Dès l’annonce de cette mesure, « 40 millions d’automobilistes » s’inquiète des potentielles dérives que pourrait engendrer la sous-traitance des radars embarqués à des sociétés privées. Pour l’association, confier la répression des infractions routières à des salariés rémunérés par des entreprises du secteur privé, elles-mêmes sous contrat avec l’État montre la logique de rentabilité financière dans laquelle s’est inscrite la Sécurité routière, au détriment de la sécurité des usagers de la route. En effet, en l’absence de force de l’ordre dans la voiture, aucun pouvoir d’immobilisation du véhicule en infraction n’existera. Aussi, même si ce véhicule doté d’un système de verbalisation embarqué constate une conduite véritablement dangereuse doublée d’une vitesse excessive, rien ne sera fait, si ce n’est laisser rouler le contrevenant. Les chauffards ne risqueront rien, sinon une amende.

À ce sujet, l’association « 40 millions d’automobilistes » a calculé que la privatisation des voitures-radars pourraient rapporter plus de 2 milliards d’euros à l’État si la mesure était mise en œuvre dans les termes exposés par la Sécurité routière : celle-ci souhaite en effet confier la gestion et la conduite de 440 voitures équipées de radars de vitesse dissimulés dans les plaques d’immatriculation.
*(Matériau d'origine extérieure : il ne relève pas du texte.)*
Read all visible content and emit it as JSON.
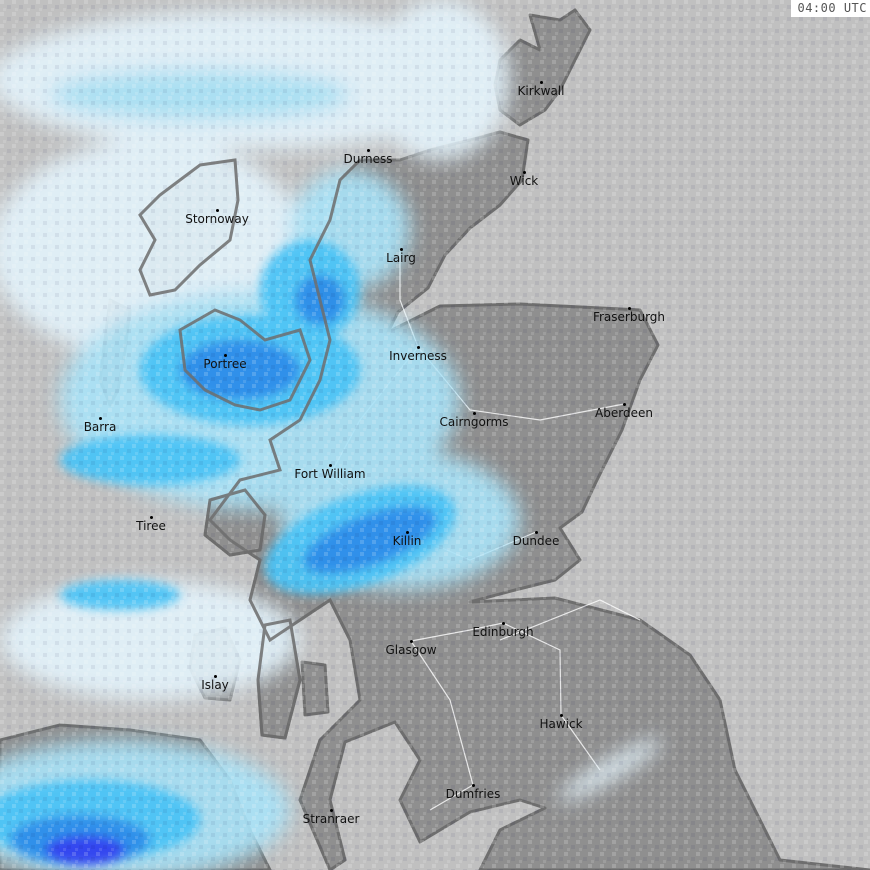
{
  "timestamp": "04:00 UTC",
  "colors": {
    "sea": "#c0c0c0",
    "land": "#8f8f8f",
    "coast": "#6e6e6e",
    "rain_trace": "#e2f2fa",
    "rain_light": "#a9e2f7",
    "rain_moderate": "#4cc3f5",
    "rain_heavy": "#2b8de9",
    "rain_very_heavy": "#2f3ff0"
  },
  "cities": [
    {
      "name": "Kirkwall"
    },
    {
      "name": "Wick"
    },
    {
      "name": "Durness"
    },
    {
      "name": "Stornoway"
    },
    {
      "name": "Lairg"
    },
    {
      "name": "Fraserburgh"
    },
    {
      "name": "Inverness"
    },
    {
      "name": "Portree"
    },
    {
      "name": "Aberdeen"
    },
    {
      "name": "Cairngorms"
    },
    {
      "name": "Barra"
    },
    {
      "name": "Fort William"
    },
    {
      "name": "Tiree"
    },
    {
      "name": "Killin"
    },
    {
      "name": "Dundee"
    },
    {
      "name": "Edinburgh"
    },
    {
      "name": "Glasgow"
    },
    {
      "name": "Islay"
    },
    {
      "name": "Hawick"
    },
    {
      "name": "Dumfries"
    },
    {
      "name": "Stranraer"
    }
  ]
}
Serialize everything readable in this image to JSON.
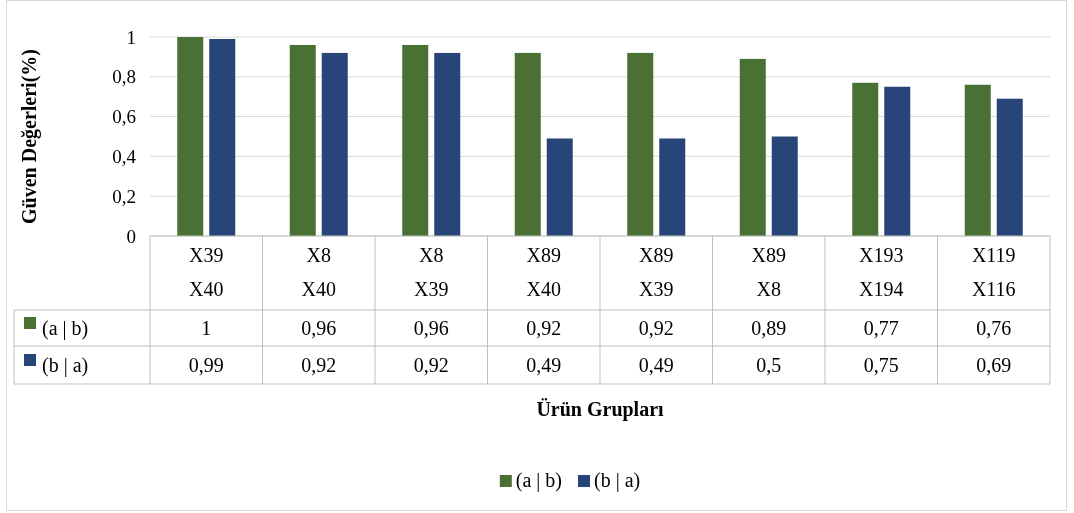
{
  "chart_data": {
    "type": "bar",
    "xlabel": "Ürün Grupları",
    "ylabel": "Güven Değerleri(%)",
    "categories": [
      "X39\nX40",
      "X8\nX40",
      "X8\nX39",
      "X89\nX40",
      "X89\nX39",
      "X89\nX8",
      "X193\nX194",
      "X119\nX116"
    ],
    "series": [
      {
        "name": "(a | b)",
        "color": "#4a7034",
        "values": [
          1,
          0.96,
          0.96,
          0.92,
          0.92,
          0.89,
          0.77,
          0.76
        ],
        "value_labels": [
          "1",
          "0,96",
          "0,96",
          "0,92",
          "0,92",
          "0,89",
          "0,77",
          "0,76"
        ]
      },
      {
        "name": "(b | a)",
        "color": "#284579",
        "values": [
          0.99,
          0.92,
          0.92,
          0.49,
          0.49,
          0.5,
          0.75,
          0.69
        ],
        "value_labels": [
          "0,99",
          "0,92",
          "0,92",
          "0,49",
          "0,49",
          "0,5",
          "0,75",
          "0,69"
        ]
      }
    ],
    "ylim": [
      0,
      1
    ],
    "yticks": [
      0,
      {
        "value": 0.2,
        "label": "0,2"
      },
      {
        "value": 0.4,
        "label": "0,4"
      },
      {
        "value": 0.6,
        "label": "0,6"
      },
      {
        "value": 0.8,
        "label": "0,8"
      },
      1
    ],
    "grid": "y",
    "legend": "bottom"
  }
}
En tenant compte du fait que chaque véhicule devrait circuler au moins 8 heures par jour et qu’il est capable de flasher, au bas mot, 30 voitures par heure, ce sont plus de 38,5 millions de procès-verbaux qui seront dressés à l’encontre d’usagers de la route. Avec un montant moyen de l’amende à 56,85 €, l’État engrangera près de 2,2 milliards d’euros. À coup sûr, une excellente opération financière… En revanche, il n’existe aucune preuve que cette mesure ait un quelconque effet positif sur la sécurité routière.

Les automobilistes français fermement opposés à la privatisation

Malgré l’hostilité des automobilistes – qui ont été plus de 300 000 à se porter signataires de la pétition en ligne « Non à la privatisation des radars embarqués » lancée par « 40 millions d’automobilistes » – et des forces de l’ordre à la mesure, un appel d’offre est lancé le 08 janvier 2017 par le nouveau ministre de l’Intérieur Bruno LEROUX pour sélectionner les entreprises qui auront à l’avenir la gestion des voitures-radars, puis une expérimentation localisée en région Normandie, en vue d’une généralisation à l’échelle nationale dans les années à venir.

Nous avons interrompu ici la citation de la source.